Aunque no protestó, fue arrestado: ahora está preso en Valle Grande

Un residente en La Rosalía, San Miguel del Padrón, lanzó la basura a una fogata en la calle. Fue suficiente para ser detenido.
Una protesta en San Miguel del Padrón, en mayo de 2026
Una protesta en San Miguel del Padrón, en mayo de 2026 (Imágenes ilustrativas / Capturas de pantalla: Patria y Vida - Facebook)

LA HABANA, Cuba ― El ciudadano Guillermo Lázaro Duarte Conde fue arrestado y encarcelado tras verse envuelto en una protesta no violenta ocurrida en el municipio San Miguel del Padrón, según denunció vía telefónica el 12 de agosto de 2026 desde el Combinado del Este su hermano, el prisionero Ramón Duarte Conde. 

Guillermo Lázaro Duarte Conde tiene 58 años de edad y reside en el reparto La Rosalía, en el propio San Miguel del Padrón. Trabaja como custodio en la Iglesia Evangélica de Rocafort, en el Barrio Obrero, de la cual también es miembro.

De acuerdo con Ramón Duarte, el lunes 6 de julio los vecinos de su zona, después de varios días sin agua y más de 30 horas sin electricidad, protagonizaron una protesta no violenta en demanda de estos servicios básicos. 

Además de hacer sonar las cacerolas incendiaron la basura acumulada en las calles, todo ello acompañado de gritos de “¡Libertad!”. En ese momento, precisó el prisionero, coincidió que su hermano había salido a botar la basura. Los vecinos, al verlo, comenzaron a incitarlo para que arrojara la basura al fuego, y él así lo hizo. 

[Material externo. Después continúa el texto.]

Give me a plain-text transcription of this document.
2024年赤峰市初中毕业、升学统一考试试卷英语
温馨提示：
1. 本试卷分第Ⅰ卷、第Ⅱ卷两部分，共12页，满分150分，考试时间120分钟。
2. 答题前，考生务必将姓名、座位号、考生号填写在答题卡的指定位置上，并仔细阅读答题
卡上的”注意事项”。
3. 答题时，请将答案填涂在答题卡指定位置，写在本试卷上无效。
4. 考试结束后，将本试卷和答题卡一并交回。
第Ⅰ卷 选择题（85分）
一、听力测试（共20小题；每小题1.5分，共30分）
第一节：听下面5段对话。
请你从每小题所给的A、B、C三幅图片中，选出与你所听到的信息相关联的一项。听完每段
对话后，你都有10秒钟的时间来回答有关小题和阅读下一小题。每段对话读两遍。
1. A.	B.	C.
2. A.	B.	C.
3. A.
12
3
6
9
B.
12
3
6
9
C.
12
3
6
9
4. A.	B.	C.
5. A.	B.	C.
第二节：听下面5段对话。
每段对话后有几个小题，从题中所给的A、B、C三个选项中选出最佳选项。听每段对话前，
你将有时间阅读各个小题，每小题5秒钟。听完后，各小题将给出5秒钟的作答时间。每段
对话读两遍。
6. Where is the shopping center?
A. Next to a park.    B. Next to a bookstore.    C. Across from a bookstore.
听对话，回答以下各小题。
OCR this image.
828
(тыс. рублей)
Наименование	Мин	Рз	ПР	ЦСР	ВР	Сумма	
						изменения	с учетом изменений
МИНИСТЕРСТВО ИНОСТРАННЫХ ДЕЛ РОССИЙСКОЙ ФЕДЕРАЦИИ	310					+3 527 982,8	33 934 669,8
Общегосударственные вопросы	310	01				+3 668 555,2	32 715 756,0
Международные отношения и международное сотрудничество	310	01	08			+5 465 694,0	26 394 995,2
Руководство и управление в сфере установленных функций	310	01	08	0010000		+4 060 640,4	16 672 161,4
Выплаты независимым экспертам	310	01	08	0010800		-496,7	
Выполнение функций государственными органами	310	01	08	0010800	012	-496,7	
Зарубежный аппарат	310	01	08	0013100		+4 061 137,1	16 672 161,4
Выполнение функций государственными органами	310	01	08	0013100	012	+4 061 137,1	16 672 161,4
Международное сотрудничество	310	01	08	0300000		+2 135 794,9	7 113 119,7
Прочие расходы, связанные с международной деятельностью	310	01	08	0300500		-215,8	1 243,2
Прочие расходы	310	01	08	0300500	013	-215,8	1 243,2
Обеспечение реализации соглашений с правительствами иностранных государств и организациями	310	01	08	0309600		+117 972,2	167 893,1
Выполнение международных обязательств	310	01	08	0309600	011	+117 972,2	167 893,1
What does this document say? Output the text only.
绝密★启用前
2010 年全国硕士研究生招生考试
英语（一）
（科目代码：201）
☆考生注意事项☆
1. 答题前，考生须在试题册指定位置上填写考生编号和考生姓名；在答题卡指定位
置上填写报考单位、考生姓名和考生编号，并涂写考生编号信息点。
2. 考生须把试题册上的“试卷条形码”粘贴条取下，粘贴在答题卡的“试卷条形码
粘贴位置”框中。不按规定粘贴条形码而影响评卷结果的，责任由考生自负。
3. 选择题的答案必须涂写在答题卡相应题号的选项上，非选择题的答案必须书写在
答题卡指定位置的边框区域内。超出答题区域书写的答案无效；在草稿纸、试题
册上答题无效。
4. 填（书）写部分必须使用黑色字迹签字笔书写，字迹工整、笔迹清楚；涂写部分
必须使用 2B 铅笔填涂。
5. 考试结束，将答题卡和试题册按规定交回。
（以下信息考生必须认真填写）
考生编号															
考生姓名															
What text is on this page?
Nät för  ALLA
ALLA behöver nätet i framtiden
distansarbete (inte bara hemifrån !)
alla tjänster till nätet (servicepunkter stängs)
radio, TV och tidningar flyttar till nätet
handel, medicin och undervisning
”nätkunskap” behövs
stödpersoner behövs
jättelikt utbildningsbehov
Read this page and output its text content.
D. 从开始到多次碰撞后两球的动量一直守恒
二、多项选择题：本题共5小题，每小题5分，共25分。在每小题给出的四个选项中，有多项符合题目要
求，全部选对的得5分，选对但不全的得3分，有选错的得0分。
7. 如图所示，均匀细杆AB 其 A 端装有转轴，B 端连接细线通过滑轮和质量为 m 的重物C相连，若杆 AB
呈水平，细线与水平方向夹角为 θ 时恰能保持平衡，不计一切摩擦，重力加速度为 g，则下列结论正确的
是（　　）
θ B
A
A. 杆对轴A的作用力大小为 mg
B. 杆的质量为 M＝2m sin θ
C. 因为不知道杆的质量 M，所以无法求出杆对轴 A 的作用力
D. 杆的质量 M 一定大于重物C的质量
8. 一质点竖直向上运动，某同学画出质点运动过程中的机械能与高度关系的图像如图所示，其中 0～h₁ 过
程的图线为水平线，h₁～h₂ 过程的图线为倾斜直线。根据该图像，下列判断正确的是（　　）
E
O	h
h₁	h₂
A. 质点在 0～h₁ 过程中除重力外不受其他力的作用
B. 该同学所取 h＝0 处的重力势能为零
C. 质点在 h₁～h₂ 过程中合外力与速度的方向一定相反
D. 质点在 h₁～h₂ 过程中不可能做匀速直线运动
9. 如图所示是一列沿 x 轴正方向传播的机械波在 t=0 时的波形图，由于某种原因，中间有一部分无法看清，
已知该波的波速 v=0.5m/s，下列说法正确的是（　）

Según continuó relatando Ramón Duarte, al día siguiente, martes 7 de julio, agentes de la Seguridad del Estado arrestaron a Guillermo Lázaro en su domicilio en el reparto La Rosalía. Inicialmente lo retuvieron 4 días en la 11ª Unidad de la Policía Nacional Revolucionaria (PNR) del Caballo Blanco y al concluir ese lapso lo trasladaron para el VIVAC, en el reparto Calabazar, municipio de Boyeros. 

Ramón Duarte puntualizó asimismo que su hermano padece de “un ligero retraso mental”. Según amplió, el pastor de la iglesia donde trabaja Guillermo Lázaro le nombró un abogado. Los vecinos, por su parte, firmaron una carta en la que confirman que él es “una persona tranquila” y que no participó en la protesta, sino que se vio involucrado en los acontecimientos de manera fortuita. 

Como respuesta, aseguró el prisionero, su hermano fue trasladado hacia el centro penitenciario de Valle Grande, de máximo rigor. 

En otro momento de la conversación telefónica, Ramón Duarte se refirió también al suministro de agua potable en el centro penitenciario. En este sentido, resaltó que en el edificio 2 del Combinado del Este no hay agua desde el 15 de julio. 

Según afirmó, los uniformados justifican la situación con que “no hay petróleo para encender la turbina para poder bombear el agua”. Los prisioneros reciben una ración diaria de dos pepinos (botellas plásticas de 1,5 litros) por persona para beber y para el resto de sus necesidades y, algunos días, media tanqueta pequeña para tres personas. Como resultado, no pueden bañarse a menos que consigan ir ahorrando un poco de la ración asignada. 

Además de lo anterior, agregó el prisionero, el hedor inunda las instalaciones, pues los internos defecan en bolsas plásticas que luego arrojan al patio por las ventanas, y a veces caen en las rejas.